Stop memoizing Hash lookups in Ruby
When a method performs a slow operation, memoizing the result using instance variables is a useful optimization. However, I’ve often seen people (including myself, sometimes!) reaching for memoization for things that don’t need to be optimized.
One common example is when there’s a class that wraps a Hash object. Hashes in Ruby are quite well optimized, so do you really need to memoize the result of the hash lookup? Let’s benchmark and find out.
Benchmarks
Let’s start with a simple Setting
class that takes a data hash with type
and value
keys.
class Setting
def initialize(data)
@data = data
end
def type
@data["type"]
end
def type_memoized
@type ||= @data["type"]
end
end
There’s a type
method here, and I’ve added a type_memoized
method for comparison.
Now let’s benchmark the two methods:
setting = Setting.new({ "type" => "string", "value" => "hello" })
Benchmark.ips do |x|
x.report("type") { setting.type }
x.report("memoized type") { setting.type_memoized }
x.compare!
end
Running this showed that memoization does indeed make things faster. On my 2019 Intel Macbook, this showed a 1.31x improvement:
ruby 3.4.4 (2025-05-14 revision a38531fd3f) +PRISM [x86_64-darwin24]
Warming up --------------------------------------
type 1.339M i/100ms
memoized type 1.586M i/100ms
Calculating -------------------------------------
type 12.411M (± 1.0%) i/s (80.57 ns/i) - 62.954M in 5.072739s
memoized type 16.214M (± 1.0%) i/s (61.68 ns/i) - 82.453M in 5.085992s
Comparison:
memoized type: 16213611.7 i/s
type: 12411448.7 i/s - 1.31x slower
However, you will notice that in actual time per method call, the difference is tiny - less than 20 nanoseconds on my 6 year old Macbook! Unless you’re calling this thousands of times in a loop, this will likely never be a bottleneck in your code.
Looking up nonexistent keys
Let’s look at one other case. What happens when we memoize a lookup for a key that doesn’t exist?
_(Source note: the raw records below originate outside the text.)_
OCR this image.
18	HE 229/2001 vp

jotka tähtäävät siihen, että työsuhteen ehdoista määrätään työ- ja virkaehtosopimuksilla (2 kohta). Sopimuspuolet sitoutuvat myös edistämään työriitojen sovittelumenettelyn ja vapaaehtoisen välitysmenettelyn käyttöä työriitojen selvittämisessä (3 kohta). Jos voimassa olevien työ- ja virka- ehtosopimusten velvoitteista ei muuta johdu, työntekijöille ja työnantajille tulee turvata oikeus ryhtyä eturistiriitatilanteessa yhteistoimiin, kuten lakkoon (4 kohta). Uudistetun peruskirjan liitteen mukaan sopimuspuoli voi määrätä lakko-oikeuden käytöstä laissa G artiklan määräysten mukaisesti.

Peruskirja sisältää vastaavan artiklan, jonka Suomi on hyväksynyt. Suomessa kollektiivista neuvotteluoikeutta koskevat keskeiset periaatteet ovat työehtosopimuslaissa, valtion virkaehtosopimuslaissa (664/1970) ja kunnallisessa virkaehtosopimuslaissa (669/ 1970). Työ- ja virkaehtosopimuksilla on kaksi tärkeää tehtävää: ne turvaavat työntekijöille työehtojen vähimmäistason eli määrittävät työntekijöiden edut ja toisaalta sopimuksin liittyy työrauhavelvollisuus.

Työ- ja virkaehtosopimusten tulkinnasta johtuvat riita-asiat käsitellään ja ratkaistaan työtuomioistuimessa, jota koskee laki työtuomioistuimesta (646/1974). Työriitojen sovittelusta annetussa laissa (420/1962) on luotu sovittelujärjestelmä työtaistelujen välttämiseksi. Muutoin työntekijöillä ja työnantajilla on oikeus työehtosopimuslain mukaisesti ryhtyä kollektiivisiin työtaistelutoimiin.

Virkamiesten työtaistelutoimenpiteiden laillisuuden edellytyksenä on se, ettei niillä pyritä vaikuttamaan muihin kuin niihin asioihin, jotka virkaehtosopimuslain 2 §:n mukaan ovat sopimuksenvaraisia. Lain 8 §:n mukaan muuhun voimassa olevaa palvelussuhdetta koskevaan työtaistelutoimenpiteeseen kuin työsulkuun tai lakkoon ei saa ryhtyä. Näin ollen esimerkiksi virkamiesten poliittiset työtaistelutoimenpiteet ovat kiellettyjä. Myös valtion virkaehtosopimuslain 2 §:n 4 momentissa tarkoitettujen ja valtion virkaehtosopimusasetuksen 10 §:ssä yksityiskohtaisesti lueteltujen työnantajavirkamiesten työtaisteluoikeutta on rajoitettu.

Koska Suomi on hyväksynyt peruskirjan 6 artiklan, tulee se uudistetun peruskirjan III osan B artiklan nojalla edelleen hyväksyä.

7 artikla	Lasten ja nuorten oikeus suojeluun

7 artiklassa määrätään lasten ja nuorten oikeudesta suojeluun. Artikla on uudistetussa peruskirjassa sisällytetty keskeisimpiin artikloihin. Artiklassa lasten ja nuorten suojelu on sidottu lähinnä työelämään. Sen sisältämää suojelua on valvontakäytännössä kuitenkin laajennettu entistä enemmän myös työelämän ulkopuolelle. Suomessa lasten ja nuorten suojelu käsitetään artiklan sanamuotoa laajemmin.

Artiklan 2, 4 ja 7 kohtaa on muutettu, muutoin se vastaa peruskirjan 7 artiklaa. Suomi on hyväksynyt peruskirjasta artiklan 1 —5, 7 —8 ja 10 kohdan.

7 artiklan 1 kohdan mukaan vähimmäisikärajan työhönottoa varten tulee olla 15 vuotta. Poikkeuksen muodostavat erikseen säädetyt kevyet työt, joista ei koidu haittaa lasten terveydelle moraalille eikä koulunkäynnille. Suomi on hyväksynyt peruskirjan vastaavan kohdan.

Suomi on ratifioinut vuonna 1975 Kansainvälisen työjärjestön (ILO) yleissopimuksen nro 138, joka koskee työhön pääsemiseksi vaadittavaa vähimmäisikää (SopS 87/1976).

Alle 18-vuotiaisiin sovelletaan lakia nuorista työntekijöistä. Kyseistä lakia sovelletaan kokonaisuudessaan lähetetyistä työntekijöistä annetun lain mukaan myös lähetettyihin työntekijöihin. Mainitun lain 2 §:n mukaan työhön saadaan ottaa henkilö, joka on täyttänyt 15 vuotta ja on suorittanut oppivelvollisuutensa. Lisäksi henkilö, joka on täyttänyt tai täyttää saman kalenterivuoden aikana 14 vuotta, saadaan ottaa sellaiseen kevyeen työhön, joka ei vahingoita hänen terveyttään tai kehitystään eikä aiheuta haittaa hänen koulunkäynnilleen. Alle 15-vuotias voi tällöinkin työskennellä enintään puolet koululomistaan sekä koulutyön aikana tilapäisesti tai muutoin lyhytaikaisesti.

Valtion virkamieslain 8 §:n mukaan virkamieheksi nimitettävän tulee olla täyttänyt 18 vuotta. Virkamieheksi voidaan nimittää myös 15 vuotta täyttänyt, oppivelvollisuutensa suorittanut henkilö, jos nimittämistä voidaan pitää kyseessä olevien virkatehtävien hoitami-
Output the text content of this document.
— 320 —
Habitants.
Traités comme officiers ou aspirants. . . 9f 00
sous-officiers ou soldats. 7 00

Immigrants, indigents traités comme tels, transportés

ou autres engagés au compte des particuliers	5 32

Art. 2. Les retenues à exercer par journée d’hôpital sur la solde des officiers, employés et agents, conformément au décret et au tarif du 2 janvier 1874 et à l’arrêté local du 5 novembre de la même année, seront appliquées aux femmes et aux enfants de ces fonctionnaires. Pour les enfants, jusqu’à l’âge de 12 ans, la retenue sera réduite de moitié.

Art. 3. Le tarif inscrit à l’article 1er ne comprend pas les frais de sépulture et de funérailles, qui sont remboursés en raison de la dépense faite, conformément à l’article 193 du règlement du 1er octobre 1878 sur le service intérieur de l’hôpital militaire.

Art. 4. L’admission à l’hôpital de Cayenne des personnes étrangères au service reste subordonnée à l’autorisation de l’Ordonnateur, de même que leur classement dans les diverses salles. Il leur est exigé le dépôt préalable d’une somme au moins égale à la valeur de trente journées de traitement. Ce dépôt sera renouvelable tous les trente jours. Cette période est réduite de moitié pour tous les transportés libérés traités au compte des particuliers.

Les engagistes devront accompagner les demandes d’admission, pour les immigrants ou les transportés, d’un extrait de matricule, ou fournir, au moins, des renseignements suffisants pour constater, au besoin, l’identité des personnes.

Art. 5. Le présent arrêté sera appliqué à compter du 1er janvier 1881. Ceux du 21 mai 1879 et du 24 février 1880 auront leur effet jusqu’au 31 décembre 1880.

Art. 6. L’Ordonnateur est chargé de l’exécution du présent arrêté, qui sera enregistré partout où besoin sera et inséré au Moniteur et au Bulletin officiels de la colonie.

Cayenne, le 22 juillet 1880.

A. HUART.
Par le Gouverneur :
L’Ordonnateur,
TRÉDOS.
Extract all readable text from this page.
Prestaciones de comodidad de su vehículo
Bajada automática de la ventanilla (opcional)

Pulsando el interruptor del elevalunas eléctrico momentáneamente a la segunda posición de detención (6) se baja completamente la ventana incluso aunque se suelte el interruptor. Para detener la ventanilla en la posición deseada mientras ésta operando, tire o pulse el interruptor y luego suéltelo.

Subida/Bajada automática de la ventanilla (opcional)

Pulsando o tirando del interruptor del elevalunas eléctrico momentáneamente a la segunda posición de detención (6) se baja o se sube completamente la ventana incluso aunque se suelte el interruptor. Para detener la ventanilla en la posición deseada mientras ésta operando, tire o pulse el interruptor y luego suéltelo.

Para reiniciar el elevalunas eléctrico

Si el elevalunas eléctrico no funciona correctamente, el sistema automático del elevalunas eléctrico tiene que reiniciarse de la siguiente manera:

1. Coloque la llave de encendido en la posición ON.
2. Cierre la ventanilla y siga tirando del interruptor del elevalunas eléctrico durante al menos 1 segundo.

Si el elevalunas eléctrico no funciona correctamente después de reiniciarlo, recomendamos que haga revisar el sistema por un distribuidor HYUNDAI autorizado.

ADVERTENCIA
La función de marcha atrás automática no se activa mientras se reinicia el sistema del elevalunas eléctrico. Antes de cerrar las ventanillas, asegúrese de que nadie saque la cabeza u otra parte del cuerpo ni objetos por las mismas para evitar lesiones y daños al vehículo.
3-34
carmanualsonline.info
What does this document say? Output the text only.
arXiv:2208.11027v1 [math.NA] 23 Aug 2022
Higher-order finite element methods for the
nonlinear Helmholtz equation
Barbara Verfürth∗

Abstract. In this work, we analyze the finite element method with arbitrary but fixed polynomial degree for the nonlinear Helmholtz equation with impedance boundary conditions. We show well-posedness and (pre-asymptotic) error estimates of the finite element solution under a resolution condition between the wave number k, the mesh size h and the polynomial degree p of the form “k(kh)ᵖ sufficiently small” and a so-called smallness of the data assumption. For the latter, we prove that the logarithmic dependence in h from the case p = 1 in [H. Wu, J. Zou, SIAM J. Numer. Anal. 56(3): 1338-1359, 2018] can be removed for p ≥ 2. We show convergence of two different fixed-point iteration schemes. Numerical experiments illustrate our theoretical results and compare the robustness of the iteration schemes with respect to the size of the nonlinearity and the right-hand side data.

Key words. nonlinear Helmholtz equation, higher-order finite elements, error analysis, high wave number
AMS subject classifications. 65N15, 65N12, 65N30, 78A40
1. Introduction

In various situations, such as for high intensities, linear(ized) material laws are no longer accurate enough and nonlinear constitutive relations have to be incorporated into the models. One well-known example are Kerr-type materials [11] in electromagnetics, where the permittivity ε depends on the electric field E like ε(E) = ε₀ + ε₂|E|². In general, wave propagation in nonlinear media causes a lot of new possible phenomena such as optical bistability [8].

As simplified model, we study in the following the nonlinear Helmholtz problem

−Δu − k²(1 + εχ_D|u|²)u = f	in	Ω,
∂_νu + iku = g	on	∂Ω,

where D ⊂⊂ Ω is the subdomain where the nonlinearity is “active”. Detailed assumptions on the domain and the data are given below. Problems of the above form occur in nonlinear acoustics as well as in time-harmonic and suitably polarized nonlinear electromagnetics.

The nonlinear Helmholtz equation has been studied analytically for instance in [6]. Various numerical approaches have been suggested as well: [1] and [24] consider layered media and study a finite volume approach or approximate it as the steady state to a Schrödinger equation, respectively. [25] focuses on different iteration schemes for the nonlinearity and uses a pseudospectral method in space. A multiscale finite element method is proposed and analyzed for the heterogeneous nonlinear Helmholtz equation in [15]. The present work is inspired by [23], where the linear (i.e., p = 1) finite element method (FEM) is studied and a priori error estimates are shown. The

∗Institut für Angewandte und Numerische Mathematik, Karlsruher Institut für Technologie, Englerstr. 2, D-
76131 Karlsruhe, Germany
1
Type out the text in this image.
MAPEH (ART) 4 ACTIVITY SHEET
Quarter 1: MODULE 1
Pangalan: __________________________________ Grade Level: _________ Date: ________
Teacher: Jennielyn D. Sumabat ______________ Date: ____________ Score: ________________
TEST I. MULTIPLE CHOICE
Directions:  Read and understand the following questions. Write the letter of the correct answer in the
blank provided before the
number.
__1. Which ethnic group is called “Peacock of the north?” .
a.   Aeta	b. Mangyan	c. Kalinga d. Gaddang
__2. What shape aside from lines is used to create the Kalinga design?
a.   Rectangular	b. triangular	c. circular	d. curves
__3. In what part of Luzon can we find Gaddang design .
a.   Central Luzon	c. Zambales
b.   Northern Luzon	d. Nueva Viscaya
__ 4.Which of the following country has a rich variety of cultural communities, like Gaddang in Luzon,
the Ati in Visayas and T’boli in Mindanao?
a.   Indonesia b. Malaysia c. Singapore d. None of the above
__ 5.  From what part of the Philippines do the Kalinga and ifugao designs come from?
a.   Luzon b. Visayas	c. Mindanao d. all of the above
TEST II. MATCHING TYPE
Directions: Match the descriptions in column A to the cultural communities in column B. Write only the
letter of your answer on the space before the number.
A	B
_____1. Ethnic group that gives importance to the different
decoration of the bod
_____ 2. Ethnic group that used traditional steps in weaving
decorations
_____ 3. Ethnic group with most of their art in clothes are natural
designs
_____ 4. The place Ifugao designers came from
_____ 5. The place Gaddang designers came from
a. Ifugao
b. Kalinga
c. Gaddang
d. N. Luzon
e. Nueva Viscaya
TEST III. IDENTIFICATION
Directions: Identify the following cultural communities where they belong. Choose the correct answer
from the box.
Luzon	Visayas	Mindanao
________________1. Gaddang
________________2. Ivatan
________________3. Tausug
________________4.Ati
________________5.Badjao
setting_without_type = Setting.new({ "value" => "hello" })
Benchmark.ips do |x|
x.report("missing key") { setting_without_type.type }
x.report("memoized missing key") { setting_without_type.type_memoized }
x.compare!
end
This time, the memoized version is actually 1.2x slower!
This is because @data["type"]
returns nil every time,
so we don’t ever return the memoized value.
missing key 13.163M (± 1.4%) i/s (75.97 ns/i) - 66.077M in 5.021125s
memoized missing key 10.853M (± 4.3%) i/s (92.14 ns/i) - 55.153M in 5.091847s
Comparison:
missing key: 13162501.1 i/s
memoized missing key: 10852595.0 i/s - 1.21x slower
Update: As @phallstorm mentions in the comments below,
we could prevent the cache misses by using the if defined?(@type)
memoization pattern.
def type_memoized_correctly
return @type if defined?(@type)
@type = @data["type"]
end
At this point, we’ve achieved similar performance as the case where the key is present. However, the downside is that more than half the method is now memoization logic, without too much performance benefit.
Nested keys
Finally, let’s see what happens when we’re dealing with nested hashes:
class Setting
# ...
def nested_value
@data["nested"]["value"]
end
def nested_value_memoized
@nested_value ||= @data["nested"]["value"]
end
end
setting = Setting.new({ "nested" => { "value" => "hello" } })
Benchmark.ips do |x|
x.report("nested key") { setting.nested_value }
x.report("memoized nested key") { setting.nested_value_memoized }
x.compare!
end
This time the memoized version is about 1.6x faster.
nested key 10.654M (± 5.6%) i/s (93.86 ns/i) - 54.107M in 5.097061s
memoized nested key 16.867M (± 1.3%) i/s (59.29 ns/i) - 85.219M in 5.053237s
Comparison:
memoized nested key: 16866963.5 i/s
nested key: 10654347.8 i/s - 1.58x slower
Conclusion
The highlights from the benchmarks are:
- Hash lookups are already extremely fast, in the order of nanoseconds.
- 🔼 1.3x speedup on memoizing a hash lookup
- 🔼 1.6x speedup if memoizing a two-level nested hash
- 🔻 1.2x slowdown on memoizing a hash lookup where the key doesn’t exist.
So, do you really need to memoize a hash lookup? Most likely not. Hash lookups are already optimized at the language level, so the difference between that and instance variable lookups is already tiny.
Reserve memoization for cases where it really matters, such as database calls or really expensive computations.
There’s no need to optimize at this level unless a profiler has showed you that it will speed things up. There’s probably something in there that is multiple orders of magnitude slower that you can optimize.